For me the music of my youth is more powerful than the music of maturity. I don’t think music today is any less awesome than it was in my teens and twenties, it could easily be better, but my ability to connect to it isn’t as strong. Angst is worth a certain something and most of my angst has left the building.
I can still sit back and belt my heart out to the Indigo Girls, Pink Floyd, The Cure or Trip Shakespeare, and all of the old feelings come flooding back. It’s reassuring, powerful and easy to get stuck there instead of foraging ahead. We have some friends in NYC who are a few years older than us and they are constantly on the look out for new music. They see live music 4 or 5 times a week. Their love of music blows me away. I’m inspired by them to keep appreciating the new instead of holing away with my past. The past is a nice place to visit, but it’s not the place I want to live.

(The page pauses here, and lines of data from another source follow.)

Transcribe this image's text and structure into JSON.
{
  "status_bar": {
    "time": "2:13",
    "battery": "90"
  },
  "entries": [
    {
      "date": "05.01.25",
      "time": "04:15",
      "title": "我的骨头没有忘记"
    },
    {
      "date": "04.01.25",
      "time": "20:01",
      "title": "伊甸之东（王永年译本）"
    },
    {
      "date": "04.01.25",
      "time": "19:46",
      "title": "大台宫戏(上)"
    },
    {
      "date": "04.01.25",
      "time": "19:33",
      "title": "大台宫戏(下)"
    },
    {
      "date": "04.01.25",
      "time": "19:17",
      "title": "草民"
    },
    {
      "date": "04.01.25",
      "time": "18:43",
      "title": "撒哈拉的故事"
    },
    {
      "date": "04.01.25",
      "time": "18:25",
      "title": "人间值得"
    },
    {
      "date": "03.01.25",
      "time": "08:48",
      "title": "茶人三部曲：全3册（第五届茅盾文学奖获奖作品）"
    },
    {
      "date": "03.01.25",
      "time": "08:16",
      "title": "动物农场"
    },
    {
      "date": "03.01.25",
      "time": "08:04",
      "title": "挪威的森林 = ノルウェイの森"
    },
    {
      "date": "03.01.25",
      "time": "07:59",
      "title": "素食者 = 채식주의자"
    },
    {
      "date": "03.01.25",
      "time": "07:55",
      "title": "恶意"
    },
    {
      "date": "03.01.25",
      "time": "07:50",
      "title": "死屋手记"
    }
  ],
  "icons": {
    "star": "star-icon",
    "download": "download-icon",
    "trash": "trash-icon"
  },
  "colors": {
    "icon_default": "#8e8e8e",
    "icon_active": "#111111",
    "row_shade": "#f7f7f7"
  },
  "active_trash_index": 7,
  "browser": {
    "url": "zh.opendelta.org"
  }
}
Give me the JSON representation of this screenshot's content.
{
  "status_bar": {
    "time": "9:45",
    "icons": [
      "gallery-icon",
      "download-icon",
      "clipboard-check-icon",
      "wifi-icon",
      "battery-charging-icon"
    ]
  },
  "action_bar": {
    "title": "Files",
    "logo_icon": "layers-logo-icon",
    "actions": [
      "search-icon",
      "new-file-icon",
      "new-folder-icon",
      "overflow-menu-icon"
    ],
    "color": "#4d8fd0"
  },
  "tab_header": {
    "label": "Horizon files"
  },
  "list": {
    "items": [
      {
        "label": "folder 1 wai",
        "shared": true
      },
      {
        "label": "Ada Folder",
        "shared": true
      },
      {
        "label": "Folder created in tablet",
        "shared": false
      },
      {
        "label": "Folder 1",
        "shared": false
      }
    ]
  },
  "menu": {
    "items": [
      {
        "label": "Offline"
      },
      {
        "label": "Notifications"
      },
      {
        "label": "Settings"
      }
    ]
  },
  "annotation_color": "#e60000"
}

I prefer concerts in places where you get a comfy chair and maybe a nice meal. A venue where you sit back and take in the music in a relaxed sort of way. Maybe at the very end you stand up for one song and do a little light dancing. It’s all very civil and nice and proper. The band performs for you and you listen and appreciate. But, every once in awhile I head out to First Avenue or a similar venue to remind myself of what music is like when it’s one of the most important things in your life. It’s not comfortable, quiet, or relaxed, but for me it’s a bigger, brighter and more participatory experience. It’s still not something I’m up for very often, but getting in touch with that sort of feeling is the best way for me to remember the past and live in the present.